Actually, the event occurred in the U.K. I think U.S. freelancers have yet to be honored with a designated holiday. But, mark my words, this new iteration of entrepreneurship is already redesigning the employment landscape. For associations seeking minimum risk with maximum impact, this pool of unencumbered talent could represent the next growth spurt.

Surprising Statistics

The Freelance Revolution, my recent presentation during the ASAE meeting, described the phenomenon dubbed workforce 2.0 (AKA the gig economy) and outlined some of the surprising related statistics. A 2017 Annual Freelance Survey conducted by Upwork found that:

  • Nearly 50 percent of millennial workers are already freelancing
  • 36 percent of the U.S. workforce is currently freelancing and contributes $1.4 trillion to the annual economy
  • 7.8 million Americans will work on-demand by 2020

At the current growth rate the majority of U.S. workers will be freelancers by 2027. How can associations leverage the tsunami of on-demand workers who will soon flood the economy? Based on my consulting experience, most associations prefer to innovate in baby steps. There are actually still some organizations that don’t have a remote work policy. Others have procedures in place but are reluctant to abandon the timeclock and brick and mortar office space for a more fluid style—let alone routinely hire freelancers to handle important projects. Whether you view the freelance revolution as liberation or tyranny may depend on your vantage point and your association’s culture. Following are some issues to evaluate when you consider how freelance support might improve your game plan:

Probable Benefits

  • Specialization—You can find and hire a freelance expert in almost anything. Talent pairing platforms are springing up like mushrooms. There are sites dedicated to IT, communications, design and a myriad of other skills.
  • Commitment—Freelancers are entrepreneurs. They need to be at the top of their game on every job. As the customer, you are their priority for repeat business.
  • Scale—If you want to expand product lines but not your footprint, freelancers might be the ticket to that growth.
  • Geography—Can’t find a 3D designer in Indianapolis, try Ireland or India. Cloud computing, file sharing, and teleconferencing make remote work seamless. Freelancers in another time zone can be working while U.S. employees sleep.

Possible Boondoggles

  • Scheduling—Successful freelancers are in demand. Your perfect meeting planner may be so good that she’s too busy to manage your next big event.
  • Status—Be prepared to prove that your freelancers are contract employees. If you are in doubt about the regulations, the IRS will set you straight. Click here for the rules.
  • Continuity—If you’re seeking to build relationships with members or preserve organizational memory, freelancers may not be the best choice.
  • Time—Projects that require significant onboarding, training or supervision are probably not appropriate for freelancers. On-demand workers function best when they can hit the ground running.

Cultural Shifts

When my business partner Kevin Ordonez and I were interviewing CEOs for our recently released book, Association 4.0—Positioning for Success in an Era of Disruption, we profiled 18 forward-thinking leaders. Some of those executives were beginning to make the cultural changes that are conducive to a freelance workforce. Others were already diving deep into alternate employment strategies.
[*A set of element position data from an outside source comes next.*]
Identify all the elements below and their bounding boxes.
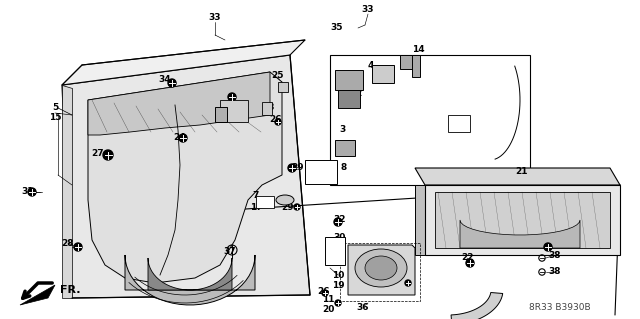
Text: 8: 8 xyxy=(341,162,347,172)
Circle shape xyxy=(168,79,176,87)
Text: FR.: FR. xyxy=(60,285,80,295)
Bar xyxy=(278,82,288,92)
Text: 30: 30 xyxy=(402,276,414,285)
Bar xyxy=(215,107,227,122)
Circle shape xyxy=(405,280,411,286)
Text: 13: 13 xyxy=(262,103,275,113)
Polygon shape xyxy=(125,255,255,305)
Circle shape xyxy=(322,290,328,296)
Polygon shape xyxy=(62,85,72,298)
Text: 34: 34 xyxy=(159,76,172,85)
Text: 26: 26 xyxy=(269,115,282,124)
Text: 37: 37 xyxy=(224,248,236,256)
Ellipse shape xyxy=(276,195,294,205)
Text: 2: 2 xyxy=(355,88,361,98)
Text: 38: 38 xyxy=(548,268,561,277)
Text: 21: 21 xyxy=(516,167,528,175)
Text: 15: 15 xyxy=(49,114,61,122)
Polygon shape xyxy=(88,72,270,135)
Text: 4: 4 xyxy=(368,61,374,70)
Circle shape xyxy=(228,93,236,101)
Text: 16: 16 xyxy=(210,114,222,122)
Polygon shape xyxy=(425,185,620,255)
Circle shape xyxy=(74,243,82,251)
Bar xyxy=(256,196,274,208)
Bar xyxy=(325,237,345,265)
Bar xyxy=(335,140,355,156)
Text: 6: 6 xyxy=(213,103,219,113)
Bar xyxy=(372,65,394,83)
Circle shape xyxy=(179,134,187,142)
Polygon shape xyxy=(451,293,503,319)
Text: 11: 11 xyxy=(322,295,334,305)
Circle shape xyxy=(544,243,552,251)
Bar xyxy=(340,243,420,301)
Ellipse shape xyxy=(365,256,397,280)
Text: 29: 29 xyxy=(282,204,294,212)
Text: 17: 17 xyxy=(250,203,262,211)
Text: 33: 33 xyxy=(209,13,221,23)
Text: 33: 33 xyxy=(362,5,374,14)
Text: 9: 9 xyxy=(371,250,377,259)
Text: 10: 10 xyxy=(332,271,344,279)
Text: 29: 29 xyxy=(292,162,304,172)
Bar xyxy=(448,115,470,132)
Text: 26: 26 xyxy=(317,287,329,296)
Polygon shape xyxy=(415,185,425,255)
Polygon shape xyxy=(415,168,620,185)
Polygon shape xyxy=(62,55,310,298)
Circle shape xyxy=(28,188,36,196)
Text: 30: 30 xyxy=(334,233,346,241)
Text: 3: 3 xyxy=(339,125,345,135)
Polygon shape xyxy=(348,245,415,295)
Text: 22: 22 xyxy=(461,254,473,263)
Bar xyxy=(262,102,272,115)
Bar xyxy=(220,100,248,122)
Text: 19: 19 xyxy=(332,280,344,290)
Text: 36: 36 xyxy=(356,302,369,311)
Text: 24: 24 xyxy=(173,132,186,142)
Text: 28: 28 xyxy=(61,239,74,248)
Circle shape xyxy=(334,218,342,226)
Circle shape xyxy=(294,204,300,210)
Bar xyxy=(400,55,418,69)
Text: 14: 14 xyxy=(412,46,424,55)
Text: 20: 20 xyxy=(322,306,334,315)
Circle shape xyxy=(466,259,474,267)
Circle shape xyxy=(335,300,341,306)
Bar xyxy=(330,55,530,185)
Text: 38: 38 xyxy=(548,250,561,259)
Circle shape xyxy=(275,119,281,125)
Ellipse shape xyxy=(355,249,407,287)
Text: 7: 7 xyxy=(253,191,259,201)
Bar xyxy=(335,70,363,90)
Polygon shape xyxy=(88,72,282,283)
Polygon shape xyxy=(435,192,610,248)
Text: 25: 25 xyxy=(272,71,284,80)
Polygon shape xyxy=(20,285,55,305)
Bar xyxy=(412,55,420,77)
Text: 27: 27 xyxy=(92,149,104,158)
Text: 35: 35 xyxy=(331,24,343,33)
Text: 18: 18 xyxy=(368,261,380,270)
Circle shape xyxy=(288,164,296,172)
Text: 32: 32 xyxy=(333,216,346,225)
Text: 31: 31 xyxy=(22,188,35,197)
Text: 8R33 B3930B: 8R33 B3930B xyxy=(529,303,591,313)
Circle shape xyxy=(103,150,113,160)
Polygon shape xyxy=(460,220,580,248)
Polygon shape xyxy=(62,40,305,85)
Text: 1: 1 xyxy=(345,78,351,86)
Text: 5: 5 xyxy=(52,103,58,113)
Text: 23: 23 xyxy=(541,238,554,247)
Bar xyxy=(338,90,360,108)
Text: 12: 12 xyxy=(221,84,234,93)
Bar xyxy=(305,160,337,184)
Polygon shape xyxy=(148,258,232,290)
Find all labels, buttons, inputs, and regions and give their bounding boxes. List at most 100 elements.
Stuart Meyer, former chief at the National Barbeque and Grilling Association, made the bold move of taking his entire organization virtual. Meyer, who is an enthusiastic proponent of innovation in the workplace describes his reasoning like this, “Sacred cows are the greatest threat to how we run associations. How we define our management and operations practice, and how we work must evolve rapidly if our organizations are going to continue to be relevant. We must stop the punch-clock mentality and the belief that if we let staff out of our sight, they’re going to be doing anything other than working. As we move toward the future, I believe we’ll see a continued rise of independent ‘fractional’ freelance association professionals splitting their time across multiple organizations working on very focused and defined activities and objectives.”

A more skill-based style of project management is fundamental to the freelance culture and can be an asset to both organizations and employees. When resources are allocated according to ability and interest everyone comes out a winner. Peggy Winton, President and CEO at the Association for Intelligent Information Management says, “My personal goal is to make opportunities for the future leaders at AIIM. Our organization had been pretty tall and top-heavy. To change that, we came up with a structure that allows for on-demand project work in blended, cross-functional teams. It’s a way to use people’s best talents regardless of their department or responsibility.”

Winton also notes that this skill-based, collaborative model is the way millennials prefer to work. “The success is shared. Nobody feels like they have the entire profit and loss resting solely on their shoulders.” Although Winton’s example applies to full time employees, it illustrates the type of cultural shifts that are needed to integrate freelancers into an organization.

Successful Adaptation

An important lesson we learned in conducting the interviews for our book is that organizations weather change successfully when they are willing and eager to adapt. A virtual office may not be in your future. But the fluidity and focus that this new workforce represents should influence how you utilize current staff. The freelance revolution is well underway. It’s past time to get on board with the benefits of this new resource.